Which of the following series is uniformly convergent?

Question

For $x\in (-\pi, \pi) $, I want to know whether the following series following series are uniformly convergent on $(-\pi,\pi) $:
1. $\sum _{n=1}^{\infty}{(\frac {x}{n})^n} $
2. $\sum_{n=1}^{\infty}{\frac {1}{((x+\pi)n)^2}}$.
I think series in 2 has to be uniformly convergent for,
$|\frac{1}{((x+\pi)n)^2}|$ $\leq $ $\frac {1}{n^2} $ and as $\sum {\frac {1}{n^2}} $ is convergent, by Wierstrass M-test the series in (2) is uniformly convergent.
But I don't how to proceed for the series in (1). Any help please! Also tell if my answer to the (2)nd is correct.

Answer 1

For part (1) you have $$ \left|\frac{x}{n}\right|^n< \left|\frac{\pi}{n}\right|^n$$ and $$\sum_{n=1}^\infty \left|\frac{\pi}{n}\right|^n$$ converges so the M-test applies here.

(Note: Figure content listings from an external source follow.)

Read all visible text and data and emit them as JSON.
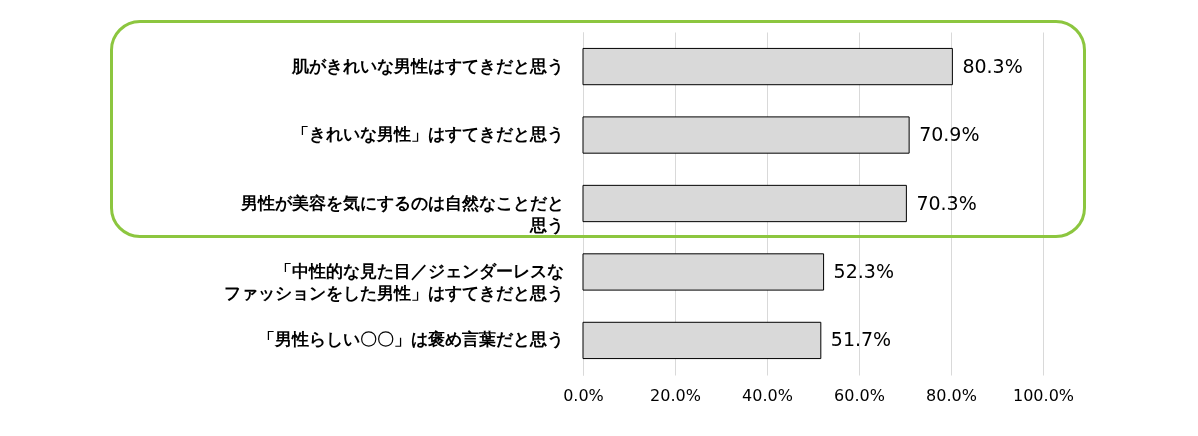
{
  "chart_data": {
    "type": "bar",
    "orientation": "horizontal",
    "categories": [
      "肌がきれいな男性はすてきだと思う",
      "「きれいな男性」はすてきだと思う",
      "男性が美容を気にするのは自然なことだと思う",
      "「中性的な見た目／ジェンダーレスなファッションをした男性」はすてきだと思う",
      "「男性らしい〇〇」は褒め言葉だと思う"
    ],
    "values": [
      80.3,
      70.9,
      70.3,
      52.3,
      51.7
    ],
    "value_labels": [
      "80.3%",
      "70.9%",
      "70.3%",
      "52.3%",
      "51.7%"
    ],
    "color": "#d9d9d9",
    "xlim": [
      0,
      100
    ],
    "xticks": [
      {
        "value": 0,
        "label": "0.0%"
      },
      {
        "value": 20,
        "label": "20.0%"
      },
      {
        "value": 40,
        "label": "40.0%"
      },
      {
        "value": 60,
        "label": "60.0%"
      },
      {
        "value": 80,
        "label": "80.0%"
      },
      {
        "value": 100,
        "label": "100.0%"
      }
    ],
    "grid": "x"
  }
}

Part (2) is funny, cause it seems pretty benign: $$ \sum_{n=1}^\infty \frac{1}{((x+\pi)n)^2} = \frac{1}{(x+\pi)^2}\sum_{n=1}^\infty \frac{1}{n^2} = \frac{\pi^2}{6(x+\pi)}$$ and yet it doesn't uniformly converge since whatever small difference remains from the nicely converging $\sum \frac{1}{n^2}$ is blown up arbitrarily large by the divergence as $x\to -\pi$ (as user284331 shows in detail in their answer).

Answer 2

Number two is not correct: Let $S_{n}(x)=\displaystyle\sum_{k=1}^{n}\dfrac{1}{(x+\pi)^{2}}\dfrac{1}{k^{2}}=\dfrac{1}{(x+\pi)^{2}}\displaystyle \sum_{k=1}^{n}\dfrac{1}{k^{2}}$, $S(x)=\displaystyle\sum_{k=1}^{\infty}\dfrac{1}{(x+\pi)^{2}}\dfrac{1}{k^{2}}=\dfrac{1}{(x+\pi)^{2}}\displaystyle \sum_{k=1}^{\infty}\dfrac{1}{k^{2}}$, then $|S_{n}(x)-S(x)|=\dfrac{1}{(x+\pi)^{2}}\displaystyle \sum_{k\geq n+1}\dfrac{1}{k^{2}}$, if it were uniformly convergent, then for some $N$, we have $|S_{n}(x)-S(x)|<1$ for all $n\geq N$ and $x\in(-\pi,\pi)$, then fix the $n$, take $x\rightarrow-\pi^{+}$ and the expression blows up.

Compliment to @spaceisdarkgreen answer: $\left|\dfrac{\pi}{n}\right|^{n}\leq\left(\dfrac{n^{1/2}}{n}\right)^{n}=\dfrac{1}{n^{n/2}}\leq\dfrac{1}{n^{2}}$ for large $n$, so the series converges.